He was a Navy veteran who served during the 1950’s and 1960’s; most notably on the USS Triton submarine completing the 1st underwater circumnavigation of the world.
He is survived by his wife, Beverly Jones; daughter Mary Taulbee and husband Mark; son Charles “Bud” Jones and wife Kierra; daughter Patty Horton and husband Gene; daughter Sharon Allen and husband Mckinley; sister Helen Figley; grandchildren – Christopher Taulbee, Richard Taulbee, Justin Taulbee, Kristen Ainslee, Robert Allen, Kaitlin Allen, Molly Horton, Jack Horton and 4 great-grandchildren along with his many other family and friends.
A private memorial will be held with the final burial at the North Carolina Veterans Cemetery in Black Mountain. Western North Carolina Mortuary Service will assist the family.
Best Moment Triton put to sea on her shakedown cruise on 15 February 1960, bound for the South Atlantic.

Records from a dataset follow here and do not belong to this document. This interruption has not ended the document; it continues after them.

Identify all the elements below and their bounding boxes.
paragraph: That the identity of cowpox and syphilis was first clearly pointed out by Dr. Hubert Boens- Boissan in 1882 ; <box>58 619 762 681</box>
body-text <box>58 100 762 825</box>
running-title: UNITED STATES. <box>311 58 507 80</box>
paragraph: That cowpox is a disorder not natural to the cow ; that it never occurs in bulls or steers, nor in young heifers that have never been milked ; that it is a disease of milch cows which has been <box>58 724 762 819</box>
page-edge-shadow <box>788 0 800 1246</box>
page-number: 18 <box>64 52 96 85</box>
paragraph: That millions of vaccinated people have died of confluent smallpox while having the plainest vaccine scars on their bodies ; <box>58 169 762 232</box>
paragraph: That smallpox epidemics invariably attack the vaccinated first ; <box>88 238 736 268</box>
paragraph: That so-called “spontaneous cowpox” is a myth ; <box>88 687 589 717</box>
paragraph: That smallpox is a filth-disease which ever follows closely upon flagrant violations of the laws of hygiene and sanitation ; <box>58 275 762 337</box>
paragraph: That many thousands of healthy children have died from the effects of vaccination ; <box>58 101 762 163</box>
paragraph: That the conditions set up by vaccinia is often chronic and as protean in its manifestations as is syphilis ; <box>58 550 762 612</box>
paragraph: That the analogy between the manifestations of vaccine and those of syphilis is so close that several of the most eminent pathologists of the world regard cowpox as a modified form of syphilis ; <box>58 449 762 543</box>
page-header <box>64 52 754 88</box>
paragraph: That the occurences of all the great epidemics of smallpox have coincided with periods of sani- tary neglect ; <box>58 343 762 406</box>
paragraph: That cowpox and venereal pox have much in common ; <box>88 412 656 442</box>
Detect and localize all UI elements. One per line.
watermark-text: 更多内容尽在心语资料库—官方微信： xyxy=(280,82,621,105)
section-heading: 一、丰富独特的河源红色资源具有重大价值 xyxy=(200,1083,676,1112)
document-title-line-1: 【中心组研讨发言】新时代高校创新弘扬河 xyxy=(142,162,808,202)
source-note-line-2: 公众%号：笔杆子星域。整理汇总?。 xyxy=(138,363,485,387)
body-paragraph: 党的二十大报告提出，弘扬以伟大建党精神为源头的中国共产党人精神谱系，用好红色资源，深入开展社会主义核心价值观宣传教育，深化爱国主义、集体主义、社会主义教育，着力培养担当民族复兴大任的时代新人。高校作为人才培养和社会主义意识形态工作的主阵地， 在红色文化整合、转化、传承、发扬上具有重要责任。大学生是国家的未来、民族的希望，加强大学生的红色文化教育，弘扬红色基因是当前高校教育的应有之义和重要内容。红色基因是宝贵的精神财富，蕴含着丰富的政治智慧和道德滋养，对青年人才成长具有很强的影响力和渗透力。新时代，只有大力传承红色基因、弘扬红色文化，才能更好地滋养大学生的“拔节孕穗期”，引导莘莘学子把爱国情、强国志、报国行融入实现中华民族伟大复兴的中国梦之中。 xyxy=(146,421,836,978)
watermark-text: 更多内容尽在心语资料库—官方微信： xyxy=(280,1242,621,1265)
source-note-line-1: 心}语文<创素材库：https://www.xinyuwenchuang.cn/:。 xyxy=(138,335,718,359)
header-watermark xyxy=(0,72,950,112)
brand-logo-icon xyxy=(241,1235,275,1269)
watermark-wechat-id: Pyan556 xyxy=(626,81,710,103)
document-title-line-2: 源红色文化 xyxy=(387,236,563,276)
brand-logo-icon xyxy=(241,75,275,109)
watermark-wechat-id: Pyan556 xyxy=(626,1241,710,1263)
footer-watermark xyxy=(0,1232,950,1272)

She arrived in the middle Atlantic off St. Peter and St. Paul Rocks on 24 February to commence a history-making voyage. Having remained submerged since her departure from the east coast, Triton continued on south towards Cape Horn, rounded the tip of South America, and headed west across the Pacific. After transiting the Philippine and Indonesian archipelagos and crossing the Indian Ocean, she rounded the Cape of Good Hope and arrived off the St. Peter and Paul Rocks on 10 April—60 days and 21 hours after departing the mid-ocean landmark. Only once did her sail break the surface of the sea, when she transferred a sick sailor to Macon (CA-132) off Montevideo, Uruguay, on 6 March. She arrived back at Groton, Connecticut, on 10 May, having completed the first submerged circumnavigation of the earth.
Triton's globe-girdling cruise proved invaluable to the United States. Politically, it enhanced the nation's prestige. From an operational viewpoint, the cruise demonstrated the great submerged endurance and sustained high-speed transit capabilities of the first generation of nuclear-powered submarines. Moreover, during the voyage, the submarine collected reams of oceanographic data. At the cruise's conclusion, Triton received the Presidential Unit Citation and Captain Beach received the Legion of Merit from President Dwight D. Eisenhower.